Осоргин сглотнул комок в горле.
— Ты прошел обучение до конца, Блинк?
— Я посвящен.
— И теперь?..
— Знаю все. Понимаю все. Повелеваю всем. Настоящий Блинк есть мир, и мир есть подлинный Блинк. Единство, вам недоступное.
— Ты был исследователем, вспомни! Ты пошел на это ради эксперимента. Ты хотел узнать и вернуться… Вспомни!
— Ваша наука — детская забава. Знания здесь.
— Тогда расскажи о них!
— Маленькому знанию не понять большого.
— Не тот разговор! — рассвирепев, Кайзер отстранил Осоргина так, что тот пошатнулся. — Он же сошел с ума, разве не видишь?! Я отнесу его в лагерь.
Раскинув руки, Кайзер шагнул к Блинку и наклонился, чтобы взять его в охапку. И вдруг замер. Его красное лицо покраснело еще сильней, поперек лба вздулась вена, напрягшиеся мускулы рук заходили oт страшного напряжения — напрасно. Яростное усилие не приблизило его к Блинку ни на волос.
— Не старайтесь, — прошелестел бесцветный голос Блинка. Вы тысячи лет будете искать истину, которой я уже владею. Смирите гордость мнимых владык земли маленьких и несчастных, и идите ко мне…
— Нет!!! — Кайзер откинулся назад и едва не упал на спину. — Сумасшедший, сумасшедший, сумасшедший?!
— Тогда прощайте. Бойтесь злых влияний бурного солнца, что сеют болезнь ума, и знайте: людей объединяют незримые и сверкающие волны. Несчастье передается, счастье передается, зло передается, добро передается волнами. Примите эту каплю знаний в подарок и уходите Иначе сердце одного из вас не выдержит.
Словно мягкая рука отодвинула Осоргина и отодвигала все дальше и дальше от Блинка, но почему-то он не ощутил ни cтpaxa, ни волнений. Пятясь вместе с Кайзером, он видел, как уменьшалась фигура их бывшего товарища, а глаза его вопреки законам перспективы, наоборот, росли и росли. И блеск этих огромных, неподвижных глаз был сух. Как мертвый блеск слюды.
Им показалось, что прошли секунды, но неожиданно они обнаружили, что стоят на поляне возле сброшенных рюкзаков. И тут они словно очнулись. Молча, не обменявшись ни единым словом, они легли в тень и долго лежали там, бесконечно опустошенные.
Потом они нашли в себе силы вновь двинуться к месту, где был Блинк. Но там его уже не оказалось.

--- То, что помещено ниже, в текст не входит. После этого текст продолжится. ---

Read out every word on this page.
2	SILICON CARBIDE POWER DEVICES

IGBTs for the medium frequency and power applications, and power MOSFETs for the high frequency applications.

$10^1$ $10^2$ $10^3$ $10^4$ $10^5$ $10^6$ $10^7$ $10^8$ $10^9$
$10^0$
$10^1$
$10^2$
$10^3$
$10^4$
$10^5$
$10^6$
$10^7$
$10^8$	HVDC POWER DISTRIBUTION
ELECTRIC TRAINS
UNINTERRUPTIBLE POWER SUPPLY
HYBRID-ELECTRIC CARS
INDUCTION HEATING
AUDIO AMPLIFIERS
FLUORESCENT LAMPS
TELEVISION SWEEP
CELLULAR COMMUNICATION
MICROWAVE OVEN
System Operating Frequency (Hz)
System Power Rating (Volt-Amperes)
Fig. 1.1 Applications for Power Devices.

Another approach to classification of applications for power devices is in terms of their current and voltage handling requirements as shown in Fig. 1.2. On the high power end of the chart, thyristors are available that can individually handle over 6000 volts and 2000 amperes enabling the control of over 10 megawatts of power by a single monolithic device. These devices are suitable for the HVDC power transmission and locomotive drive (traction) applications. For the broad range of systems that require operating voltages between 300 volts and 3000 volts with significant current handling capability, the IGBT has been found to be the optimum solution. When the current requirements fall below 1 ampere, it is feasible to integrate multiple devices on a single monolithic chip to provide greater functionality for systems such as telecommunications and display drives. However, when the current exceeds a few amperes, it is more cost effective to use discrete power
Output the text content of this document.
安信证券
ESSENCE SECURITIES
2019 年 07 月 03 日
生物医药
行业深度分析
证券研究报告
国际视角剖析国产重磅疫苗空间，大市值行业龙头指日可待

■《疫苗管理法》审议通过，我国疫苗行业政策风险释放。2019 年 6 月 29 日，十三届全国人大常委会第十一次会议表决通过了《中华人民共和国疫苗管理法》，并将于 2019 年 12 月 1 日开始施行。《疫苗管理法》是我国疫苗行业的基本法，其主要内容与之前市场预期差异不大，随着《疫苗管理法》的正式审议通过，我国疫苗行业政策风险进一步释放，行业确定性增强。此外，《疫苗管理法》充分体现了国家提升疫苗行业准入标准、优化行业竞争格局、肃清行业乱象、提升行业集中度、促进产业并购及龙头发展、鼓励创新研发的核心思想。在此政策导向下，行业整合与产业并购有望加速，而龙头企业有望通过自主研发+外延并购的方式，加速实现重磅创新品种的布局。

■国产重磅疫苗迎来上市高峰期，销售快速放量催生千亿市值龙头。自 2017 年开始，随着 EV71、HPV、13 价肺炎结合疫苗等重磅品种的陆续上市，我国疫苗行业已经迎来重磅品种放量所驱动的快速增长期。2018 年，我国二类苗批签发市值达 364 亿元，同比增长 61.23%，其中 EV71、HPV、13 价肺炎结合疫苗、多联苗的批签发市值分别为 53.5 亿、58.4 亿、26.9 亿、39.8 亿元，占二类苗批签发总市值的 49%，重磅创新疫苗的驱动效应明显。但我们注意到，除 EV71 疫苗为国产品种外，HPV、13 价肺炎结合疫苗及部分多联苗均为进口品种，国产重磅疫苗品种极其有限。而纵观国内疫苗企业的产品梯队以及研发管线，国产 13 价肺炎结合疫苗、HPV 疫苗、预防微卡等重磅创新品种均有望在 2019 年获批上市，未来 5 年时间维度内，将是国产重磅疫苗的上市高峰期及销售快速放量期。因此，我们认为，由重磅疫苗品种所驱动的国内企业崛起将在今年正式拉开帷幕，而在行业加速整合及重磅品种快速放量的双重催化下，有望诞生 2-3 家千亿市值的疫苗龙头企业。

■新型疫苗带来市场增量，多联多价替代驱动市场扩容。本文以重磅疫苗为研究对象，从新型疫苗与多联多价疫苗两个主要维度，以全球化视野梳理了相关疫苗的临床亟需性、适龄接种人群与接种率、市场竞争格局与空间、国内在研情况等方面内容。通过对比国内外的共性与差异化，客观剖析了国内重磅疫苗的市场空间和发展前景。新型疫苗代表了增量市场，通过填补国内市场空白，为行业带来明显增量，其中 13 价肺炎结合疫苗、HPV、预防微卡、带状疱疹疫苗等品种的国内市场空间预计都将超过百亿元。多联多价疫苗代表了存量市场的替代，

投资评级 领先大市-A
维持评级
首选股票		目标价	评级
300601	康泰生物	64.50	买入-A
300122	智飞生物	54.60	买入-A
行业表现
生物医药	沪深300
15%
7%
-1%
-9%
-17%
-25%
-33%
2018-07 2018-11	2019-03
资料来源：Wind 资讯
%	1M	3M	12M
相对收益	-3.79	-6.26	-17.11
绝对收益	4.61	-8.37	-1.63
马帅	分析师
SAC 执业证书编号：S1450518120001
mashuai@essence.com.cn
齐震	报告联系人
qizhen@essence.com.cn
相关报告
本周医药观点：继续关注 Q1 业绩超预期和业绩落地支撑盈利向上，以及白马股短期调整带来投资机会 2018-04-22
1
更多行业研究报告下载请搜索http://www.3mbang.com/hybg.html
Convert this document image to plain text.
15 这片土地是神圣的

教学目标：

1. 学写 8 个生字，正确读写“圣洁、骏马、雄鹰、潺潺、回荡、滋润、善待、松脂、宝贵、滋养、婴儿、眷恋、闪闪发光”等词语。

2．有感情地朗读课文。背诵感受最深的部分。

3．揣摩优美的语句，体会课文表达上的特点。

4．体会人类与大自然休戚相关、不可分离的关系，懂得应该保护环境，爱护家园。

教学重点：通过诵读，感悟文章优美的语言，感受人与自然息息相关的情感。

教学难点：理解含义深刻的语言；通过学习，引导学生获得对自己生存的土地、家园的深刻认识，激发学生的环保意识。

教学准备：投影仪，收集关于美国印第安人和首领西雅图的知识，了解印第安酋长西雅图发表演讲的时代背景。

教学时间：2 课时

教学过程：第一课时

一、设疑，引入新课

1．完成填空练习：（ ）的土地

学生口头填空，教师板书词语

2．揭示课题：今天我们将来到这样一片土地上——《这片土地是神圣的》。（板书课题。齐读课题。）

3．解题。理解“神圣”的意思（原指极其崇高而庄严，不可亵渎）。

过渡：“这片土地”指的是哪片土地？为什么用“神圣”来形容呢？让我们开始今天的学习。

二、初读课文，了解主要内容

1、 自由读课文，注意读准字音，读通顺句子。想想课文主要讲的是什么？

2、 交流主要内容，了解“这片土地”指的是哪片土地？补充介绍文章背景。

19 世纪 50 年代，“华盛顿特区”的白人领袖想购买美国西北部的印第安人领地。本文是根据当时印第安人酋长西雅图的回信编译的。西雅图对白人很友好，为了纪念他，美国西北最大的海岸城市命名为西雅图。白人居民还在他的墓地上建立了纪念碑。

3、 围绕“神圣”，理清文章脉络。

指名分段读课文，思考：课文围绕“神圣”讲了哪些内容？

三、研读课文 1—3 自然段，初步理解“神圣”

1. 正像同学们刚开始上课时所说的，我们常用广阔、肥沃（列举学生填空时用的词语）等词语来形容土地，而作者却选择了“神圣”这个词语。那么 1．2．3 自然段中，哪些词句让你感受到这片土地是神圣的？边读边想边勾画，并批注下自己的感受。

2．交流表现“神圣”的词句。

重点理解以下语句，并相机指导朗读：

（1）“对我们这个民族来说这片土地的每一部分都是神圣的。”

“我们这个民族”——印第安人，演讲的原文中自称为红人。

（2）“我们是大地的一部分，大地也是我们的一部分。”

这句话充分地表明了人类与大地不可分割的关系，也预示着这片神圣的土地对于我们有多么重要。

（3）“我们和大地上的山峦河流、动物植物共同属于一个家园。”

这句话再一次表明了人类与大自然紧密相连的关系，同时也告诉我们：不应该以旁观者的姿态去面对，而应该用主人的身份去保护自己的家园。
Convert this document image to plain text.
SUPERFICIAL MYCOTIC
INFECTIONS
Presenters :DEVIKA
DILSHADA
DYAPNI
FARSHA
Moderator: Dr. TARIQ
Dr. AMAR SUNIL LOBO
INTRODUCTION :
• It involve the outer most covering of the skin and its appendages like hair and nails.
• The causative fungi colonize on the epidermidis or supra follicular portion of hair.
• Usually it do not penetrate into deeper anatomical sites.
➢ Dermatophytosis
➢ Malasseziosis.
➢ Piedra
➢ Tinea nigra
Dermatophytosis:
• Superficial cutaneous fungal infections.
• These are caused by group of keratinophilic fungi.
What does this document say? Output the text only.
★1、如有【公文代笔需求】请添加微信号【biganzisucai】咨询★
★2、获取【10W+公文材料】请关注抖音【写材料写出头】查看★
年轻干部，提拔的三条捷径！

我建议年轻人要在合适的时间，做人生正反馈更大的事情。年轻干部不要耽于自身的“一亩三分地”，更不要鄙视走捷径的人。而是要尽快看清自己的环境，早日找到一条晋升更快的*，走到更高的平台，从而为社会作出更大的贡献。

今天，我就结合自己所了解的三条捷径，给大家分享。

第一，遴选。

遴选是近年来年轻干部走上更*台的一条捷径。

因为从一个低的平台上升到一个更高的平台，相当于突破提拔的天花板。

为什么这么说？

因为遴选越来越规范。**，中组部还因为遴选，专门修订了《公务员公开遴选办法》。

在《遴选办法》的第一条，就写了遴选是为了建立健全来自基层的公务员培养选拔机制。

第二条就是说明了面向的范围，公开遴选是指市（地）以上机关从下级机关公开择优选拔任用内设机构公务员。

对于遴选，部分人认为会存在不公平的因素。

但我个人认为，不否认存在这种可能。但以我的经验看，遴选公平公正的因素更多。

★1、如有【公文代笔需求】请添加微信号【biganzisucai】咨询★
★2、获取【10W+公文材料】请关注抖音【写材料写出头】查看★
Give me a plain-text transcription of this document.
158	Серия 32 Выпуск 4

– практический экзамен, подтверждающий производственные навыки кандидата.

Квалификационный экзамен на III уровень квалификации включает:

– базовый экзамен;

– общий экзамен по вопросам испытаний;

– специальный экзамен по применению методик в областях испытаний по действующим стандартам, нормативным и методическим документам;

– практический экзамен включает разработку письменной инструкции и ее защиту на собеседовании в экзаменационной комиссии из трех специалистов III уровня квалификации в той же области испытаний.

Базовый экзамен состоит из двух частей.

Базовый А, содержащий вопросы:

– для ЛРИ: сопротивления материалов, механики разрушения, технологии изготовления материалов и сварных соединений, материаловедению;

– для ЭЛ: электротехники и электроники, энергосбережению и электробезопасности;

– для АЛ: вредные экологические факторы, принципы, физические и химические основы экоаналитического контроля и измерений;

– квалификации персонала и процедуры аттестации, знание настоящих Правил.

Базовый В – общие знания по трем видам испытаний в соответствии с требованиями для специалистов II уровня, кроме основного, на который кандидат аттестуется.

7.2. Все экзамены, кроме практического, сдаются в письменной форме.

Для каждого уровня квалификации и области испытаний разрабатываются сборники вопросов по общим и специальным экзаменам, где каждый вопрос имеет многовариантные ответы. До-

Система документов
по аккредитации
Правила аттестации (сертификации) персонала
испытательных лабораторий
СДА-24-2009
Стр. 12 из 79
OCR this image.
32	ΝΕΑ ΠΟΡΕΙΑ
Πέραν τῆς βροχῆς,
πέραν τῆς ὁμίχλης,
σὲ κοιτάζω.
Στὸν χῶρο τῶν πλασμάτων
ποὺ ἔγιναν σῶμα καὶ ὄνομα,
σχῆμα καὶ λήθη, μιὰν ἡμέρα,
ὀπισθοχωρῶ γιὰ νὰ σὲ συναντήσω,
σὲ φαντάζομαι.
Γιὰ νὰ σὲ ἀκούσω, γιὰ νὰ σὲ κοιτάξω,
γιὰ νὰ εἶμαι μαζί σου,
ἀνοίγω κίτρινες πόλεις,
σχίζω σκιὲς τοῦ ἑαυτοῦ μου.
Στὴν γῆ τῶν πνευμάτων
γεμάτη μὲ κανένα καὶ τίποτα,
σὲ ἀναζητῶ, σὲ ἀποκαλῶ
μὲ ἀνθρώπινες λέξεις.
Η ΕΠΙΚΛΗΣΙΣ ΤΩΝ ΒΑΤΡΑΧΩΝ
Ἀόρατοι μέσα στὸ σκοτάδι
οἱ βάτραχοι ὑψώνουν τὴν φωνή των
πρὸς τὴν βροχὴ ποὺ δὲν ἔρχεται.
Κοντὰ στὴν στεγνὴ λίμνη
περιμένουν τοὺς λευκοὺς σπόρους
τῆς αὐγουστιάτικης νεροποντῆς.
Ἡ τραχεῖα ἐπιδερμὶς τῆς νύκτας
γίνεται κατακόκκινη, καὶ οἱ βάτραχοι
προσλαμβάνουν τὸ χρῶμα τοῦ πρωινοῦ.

Напрасно кричали они до хрипоты, тщетно обшаривали окрестности — всюду дремотно стоял бескрайний лес, не было в нем ни отзвука, ни следа. Много поздней, когда надежды совсем не осталось наступила ночь, сидевший у костра Осоргин уронил колени руку, в которой он держал обнаруженный в палатке дневник Блинка.
— Что? — едва слышно спросил Кайзер.
— Ничего, — так же тихо и удрученно отозвался Осоргин Он тщательно фиксировал ход опыта…
— И?
— И где-то посредине потерял самоконтроль. Похоже он слишком поздно понял…
— Что понял?!
— Что феноменальные способности роэльца, в чем бы они ни заключались, достигаются уродованием психики… Может быть, я не прав. Может быть, всякий на ero месте незаметно утратил бы качества исследователей, просто качества нормального человека. Но Блинк… Мы дураки, Кайзер, мы слепые идиоты, мы просто невнимательные, равнодушные люди, если не заметили, что его увлеченность и убежденность уже тогда приближались к фанатизму, за чертой которого кончаются и разум и наука!.. Мы не имели права оставлять его в одиночестве! Не имели!
Кайзер, насупясь, молчал.
— Не признаю, — с трудом, но твердо выговорил минуту спустя. — Если алмаз не имеет твердости алмаза, он есть стекляшка. Исследователь, бессильный повелевать своим сознанием, не есть исследователь.
Осоргин чуть не вскочил.
— Исследователь не машина! — закричал он. — исследователь человек. Мы оба в долгу перед Блинком, ты слышишь, оба! Если бы не он, кто-нибудь из нас был обязан изучить психику роэльцев! Он, именно он, избавил нас от необходимости дерзко рисковать собой. В чем-то он выше нас…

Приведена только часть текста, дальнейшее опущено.